There's a few things that are left out, and without knowing Latin it's very tricky. Here's what stands out to me with my half-forgotten and "intuitive" Latin translation abilities:
-- "Convivium" contains "life" (viv) within it. It is more "comes together in life" than a huge buffet line or something. With "banquet" it's easy to lapse into the same mistake the Corinthians made in making it a big party-meal (See 1 Cor. 10-11). It must involve eating -- but it's not eating to get full. It is a multiplication of life, which seems a lot simpler at heart, like the word "convivium" itself.
-- "Sumitur" means "is taken in" and has a direct connection to Eucharist and eating itself. Every bit of food is "taken in", which I think shows your involvement in the process better than the (at least in modern usage) anemic "received."
-- "Mens" is mind, yes, but is more "alive" than that. One site puts it as "the personification of thought." "Soul" in many translations fits the way we may use the word a little better, but "soul" doesn't have the rational aspect in common usage, quite the opposite, which is unfortunate. We need a word with the rationality of mind but the personality of soul. Why not just say "mens"? These "interior" words are the hardest to translate, and I'd prefer to try and sit in the way they thought than to take the way they thought and try to make it fit my categories.

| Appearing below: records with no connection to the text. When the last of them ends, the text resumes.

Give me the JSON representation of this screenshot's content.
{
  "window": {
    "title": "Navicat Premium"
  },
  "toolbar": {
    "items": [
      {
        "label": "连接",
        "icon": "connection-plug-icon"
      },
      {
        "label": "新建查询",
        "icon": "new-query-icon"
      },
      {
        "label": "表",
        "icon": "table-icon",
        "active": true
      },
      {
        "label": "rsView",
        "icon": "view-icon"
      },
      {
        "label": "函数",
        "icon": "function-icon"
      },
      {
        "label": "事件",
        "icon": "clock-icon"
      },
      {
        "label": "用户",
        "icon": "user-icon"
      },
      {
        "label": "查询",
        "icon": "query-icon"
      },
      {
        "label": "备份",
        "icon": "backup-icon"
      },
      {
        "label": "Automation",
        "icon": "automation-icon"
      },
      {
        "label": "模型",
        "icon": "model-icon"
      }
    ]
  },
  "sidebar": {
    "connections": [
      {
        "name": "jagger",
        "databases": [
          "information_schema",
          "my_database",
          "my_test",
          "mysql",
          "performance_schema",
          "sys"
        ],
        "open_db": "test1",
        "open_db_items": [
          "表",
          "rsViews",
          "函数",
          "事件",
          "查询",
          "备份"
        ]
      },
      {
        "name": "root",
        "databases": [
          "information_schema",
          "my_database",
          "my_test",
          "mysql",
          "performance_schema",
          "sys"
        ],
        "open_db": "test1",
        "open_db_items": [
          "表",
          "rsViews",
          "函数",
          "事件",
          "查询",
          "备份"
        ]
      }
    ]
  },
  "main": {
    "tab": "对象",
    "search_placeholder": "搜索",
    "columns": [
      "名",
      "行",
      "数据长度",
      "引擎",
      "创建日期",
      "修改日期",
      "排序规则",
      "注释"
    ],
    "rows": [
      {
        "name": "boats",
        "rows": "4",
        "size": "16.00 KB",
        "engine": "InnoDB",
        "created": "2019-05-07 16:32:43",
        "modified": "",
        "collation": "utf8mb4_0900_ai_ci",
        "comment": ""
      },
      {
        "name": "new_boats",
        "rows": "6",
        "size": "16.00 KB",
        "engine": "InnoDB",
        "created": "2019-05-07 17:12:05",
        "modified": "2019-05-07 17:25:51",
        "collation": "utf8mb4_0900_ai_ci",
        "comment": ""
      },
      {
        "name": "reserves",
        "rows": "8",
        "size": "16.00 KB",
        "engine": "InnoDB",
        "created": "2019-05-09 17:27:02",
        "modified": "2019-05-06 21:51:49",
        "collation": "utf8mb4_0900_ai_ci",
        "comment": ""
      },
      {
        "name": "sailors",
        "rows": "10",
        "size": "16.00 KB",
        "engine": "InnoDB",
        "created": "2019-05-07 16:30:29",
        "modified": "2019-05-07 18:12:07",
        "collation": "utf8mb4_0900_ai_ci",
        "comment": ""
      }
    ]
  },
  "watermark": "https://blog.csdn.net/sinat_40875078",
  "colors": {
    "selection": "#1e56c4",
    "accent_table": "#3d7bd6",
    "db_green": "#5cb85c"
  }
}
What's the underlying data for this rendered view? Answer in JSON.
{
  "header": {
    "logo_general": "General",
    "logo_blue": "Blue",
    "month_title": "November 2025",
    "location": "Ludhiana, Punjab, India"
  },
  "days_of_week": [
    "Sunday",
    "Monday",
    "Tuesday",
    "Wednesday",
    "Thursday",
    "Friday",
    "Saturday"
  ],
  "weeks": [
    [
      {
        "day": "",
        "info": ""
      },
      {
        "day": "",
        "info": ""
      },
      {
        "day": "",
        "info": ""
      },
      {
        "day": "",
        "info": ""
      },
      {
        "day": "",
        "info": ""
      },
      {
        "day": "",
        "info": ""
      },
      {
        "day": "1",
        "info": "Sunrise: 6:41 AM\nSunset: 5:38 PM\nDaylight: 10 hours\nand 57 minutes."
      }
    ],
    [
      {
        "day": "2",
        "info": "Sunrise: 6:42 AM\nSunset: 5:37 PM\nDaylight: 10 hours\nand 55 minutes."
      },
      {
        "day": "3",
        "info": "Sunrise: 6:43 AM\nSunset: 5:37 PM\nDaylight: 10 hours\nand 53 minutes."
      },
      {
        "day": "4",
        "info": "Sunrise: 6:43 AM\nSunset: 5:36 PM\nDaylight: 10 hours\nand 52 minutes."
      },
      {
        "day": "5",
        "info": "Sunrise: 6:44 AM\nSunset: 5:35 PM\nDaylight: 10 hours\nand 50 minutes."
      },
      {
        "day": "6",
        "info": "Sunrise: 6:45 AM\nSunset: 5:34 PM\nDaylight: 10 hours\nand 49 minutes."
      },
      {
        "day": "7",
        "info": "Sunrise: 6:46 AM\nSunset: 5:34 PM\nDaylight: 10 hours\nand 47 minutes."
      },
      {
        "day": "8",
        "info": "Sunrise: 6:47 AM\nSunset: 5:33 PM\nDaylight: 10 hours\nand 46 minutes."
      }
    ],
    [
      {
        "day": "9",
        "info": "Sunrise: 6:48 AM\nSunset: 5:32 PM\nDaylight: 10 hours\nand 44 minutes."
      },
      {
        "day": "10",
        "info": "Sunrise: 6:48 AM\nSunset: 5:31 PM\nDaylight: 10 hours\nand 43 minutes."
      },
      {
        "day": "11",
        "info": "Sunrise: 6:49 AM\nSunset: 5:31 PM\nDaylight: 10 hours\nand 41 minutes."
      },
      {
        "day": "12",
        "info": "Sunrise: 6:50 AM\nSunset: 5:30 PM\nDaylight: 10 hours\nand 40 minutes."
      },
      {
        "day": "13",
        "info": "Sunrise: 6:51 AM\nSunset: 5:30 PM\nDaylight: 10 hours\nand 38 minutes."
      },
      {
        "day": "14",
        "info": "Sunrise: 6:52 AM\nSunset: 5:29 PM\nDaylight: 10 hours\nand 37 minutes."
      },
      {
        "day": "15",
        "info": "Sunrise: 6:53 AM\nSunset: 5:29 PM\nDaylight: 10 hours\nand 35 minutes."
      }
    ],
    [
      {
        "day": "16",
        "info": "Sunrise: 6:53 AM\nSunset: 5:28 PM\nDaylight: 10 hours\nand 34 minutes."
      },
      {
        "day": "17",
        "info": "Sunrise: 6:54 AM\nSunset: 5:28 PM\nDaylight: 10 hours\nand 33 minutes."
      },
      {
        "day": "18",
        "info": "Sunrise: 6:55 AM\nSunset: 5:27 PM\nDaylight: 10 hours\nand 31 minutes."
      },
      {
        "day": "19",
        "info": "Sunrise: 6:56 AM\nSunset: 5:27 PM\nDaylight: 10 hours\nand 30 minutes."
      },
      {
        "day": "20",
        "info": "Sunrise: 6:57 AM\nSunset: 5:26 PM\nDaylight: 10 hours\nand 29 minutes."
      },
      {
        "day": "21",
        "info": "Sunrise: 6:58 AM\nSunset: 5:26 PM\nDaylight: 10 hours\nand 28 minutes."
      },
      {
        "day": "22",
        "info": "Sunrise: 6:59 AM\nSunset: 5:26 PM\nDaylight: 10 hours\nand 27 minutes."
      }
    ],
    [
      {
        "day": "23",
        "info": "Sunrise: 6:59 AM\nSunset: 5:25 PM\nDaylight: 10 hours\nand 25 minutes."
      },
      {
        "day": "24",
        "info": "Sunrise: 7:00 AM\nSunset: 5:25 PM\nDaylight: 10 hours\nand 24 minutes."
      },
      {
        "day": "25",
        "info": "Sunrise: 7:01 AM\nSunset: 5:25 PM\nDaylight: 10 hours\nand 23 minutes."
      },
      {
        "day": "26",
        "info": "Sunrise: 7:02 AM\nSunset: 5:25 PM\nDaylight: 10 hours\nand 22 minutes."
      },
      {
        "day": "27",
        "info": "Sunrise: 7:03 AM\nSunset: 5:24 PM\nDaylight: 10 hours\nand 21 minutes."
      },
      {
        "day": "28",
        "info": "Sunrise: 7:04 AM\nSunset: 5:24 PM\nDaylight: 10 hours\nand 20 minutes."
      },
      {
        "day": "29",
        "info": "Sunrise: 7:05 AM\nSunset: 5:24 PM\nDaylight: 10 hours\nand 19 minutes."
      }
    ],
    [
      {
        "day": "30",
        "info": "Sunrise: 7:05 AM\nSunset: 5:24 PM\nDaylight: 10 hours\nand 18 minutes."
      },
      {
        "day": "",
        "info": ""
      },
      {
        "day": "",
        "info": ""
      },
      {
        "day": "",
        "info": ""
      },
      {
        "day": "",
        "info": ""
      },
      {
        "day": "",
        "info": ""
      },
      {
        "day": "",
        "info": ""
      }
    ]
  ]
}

-- "Pignus" is "pledge" but in my mind it always takes on a tinge of "sign" as well as "promise" (although that may be because of the "ign" in it!). I prefer thinking of it as both a promise and a sign. According to one source, it means "mortgage" as well! Obviously current promises (and mortgages) are somewhat devalued, but this is saying that the bread and the wine is the real, non-devalued promise, and the true sign pointing to the real reality of what's going on: we are feeding on the life of Christ.
Bottom line: Knowing the language allows you to see the original connotation and to think of things as "both/and" when that's appropriate and "not THAT" when that is appropriate. So learning language makes the poetry that much richer. I think Barfield's right when he says the language you use and the way you think and the way you KNOW are much more closely related than we think!